I don’t think anyone said anything about allowing the user to set the recipient value. The recipient value in the formmail script is set within a hidden form field.

In my case, this value is being set dynamically by a javascript. It was very simple to change, just annoying that I didn’t hear of the policy change (if there was one).


#14

I was referring to this: “I was just told by a visitor to my site that any non-DH address used by formmail is refused.” Thinking that you meant if a visitor entered their email address, and it wasn’t hosted at DH.

If you’re generating the recipient address with Javascript, is there a default address in a noscript tag for users with Javascript disabled?

I didn’t think this was a recent change, though (but I haven’t used it). If DH has been letting form mail forward to any address, it wouldn’t surprise me if that had a lot to do with some of the spam blocks… especially if they found it necessary to change it.

In any case, the way they have it set now is definitely a good thing.


:stuck_out_tongue: Save up to $96 at Dreamhost with ALMOST97 promo code (I get $1).
Or save $97 with THEFULL97.


#15

“…is there a default address in a noscript tag for users with Javascript disabled?”

No. I won’t get into my decision about that, because it is off topic. I will only say that my site is about JavaScript, and leave it to you to make assumptions about my reasoning.

Still, that doesn’t explain why DH has made this apparent policy change. Any thoughts from DH insiders?


#16

"Still, that doesn’t explain why DH has made this apparent policy change. "

They should have made it a long time ago. I doubt there are many hosts out there that haven’t already had that setting in place for a long time.
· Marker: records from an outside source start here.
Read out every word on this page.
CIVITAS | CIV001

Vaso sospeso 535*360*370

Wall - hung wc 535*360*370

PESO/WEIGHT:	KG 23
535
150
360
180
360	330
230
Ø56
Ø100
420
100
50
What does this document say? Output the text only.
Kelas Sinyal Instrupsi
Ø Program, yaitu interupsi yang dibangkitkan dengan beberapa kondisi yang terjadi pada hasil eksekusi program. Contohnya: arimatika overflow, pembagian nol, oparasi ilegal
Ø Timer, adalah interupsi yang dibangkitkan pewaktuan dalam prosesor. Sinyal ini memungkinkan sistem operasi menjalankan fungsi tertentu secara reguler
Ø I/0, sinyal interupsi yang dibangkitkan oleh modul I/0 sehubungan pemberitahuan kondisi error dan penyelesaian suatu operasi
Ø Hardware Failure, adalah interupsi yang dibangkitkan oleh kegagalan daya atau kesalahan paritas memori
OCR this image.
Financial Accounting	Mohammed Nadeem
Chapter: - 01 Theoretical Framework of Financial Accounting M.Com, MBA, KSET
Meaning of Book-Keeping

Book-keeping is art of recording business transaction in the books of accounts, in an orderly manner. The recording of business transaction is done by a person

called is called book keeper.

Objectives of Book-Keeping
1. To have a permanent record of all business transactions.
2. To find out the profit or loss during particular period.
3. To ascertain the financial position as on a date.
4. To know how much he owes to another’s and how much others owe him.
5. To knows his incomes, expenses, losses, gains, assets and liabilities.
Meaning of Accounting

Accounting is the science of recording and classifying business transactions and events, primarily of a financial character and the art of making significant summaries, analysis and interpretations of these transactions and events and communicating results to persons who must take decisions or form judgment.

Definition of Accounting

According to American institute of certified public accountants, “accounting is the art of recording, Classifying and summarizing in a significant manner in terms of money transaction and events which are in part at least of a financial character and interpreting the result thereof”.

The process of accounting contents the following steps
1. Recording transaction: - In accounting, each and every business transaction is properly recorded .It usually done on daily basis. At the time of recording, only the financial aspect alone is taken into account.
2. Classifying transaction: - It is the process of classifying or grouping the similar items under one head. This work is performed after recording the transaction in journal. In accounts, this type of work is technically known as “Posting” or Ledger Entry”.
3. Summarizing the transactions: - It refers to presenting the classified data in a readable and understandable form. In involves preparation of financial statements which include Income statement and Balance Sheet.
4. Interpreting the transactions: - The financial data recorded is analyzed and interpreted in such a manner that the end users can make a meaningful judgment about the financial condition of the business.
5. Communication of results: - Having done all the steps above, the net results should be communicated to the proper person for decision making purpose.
It’s one less way for it to be exploited by a spammer. If someone finds a way to spam through it, they’ll only be able to spam you, which wouldn’t lead to being blacklisted with places like AOL, Comcast, etc.

One thing that is obvious, is that they made the change while being labeled as spammers by a few ISPs… so I’m guessing there have been exploits that maybe went unnoticed for awhile. Either that, or they’re sick of fighting the spam issue and took a pro-active step towards stopping what would have likely been their next problem.


:stuck_out_tongue: Save up to $96 at Dreamhost with ALMOST97 promo code (I get $1).
Or save $97 with THEFULL97.


#17

it should be this way. there are many spammers and phishers (particullarly phishers) who hijack sites. this prevents information being sent to an outside email address.

johngrayson.com
suffocate[us]


#18

And it’s an unfortunate fact that most home-made mail forms are not at all secured against email injection. I haven’t tried DH’s script (I assume it is secure), but most people who make one on the fly don’t take the time to protect it against the various exploits.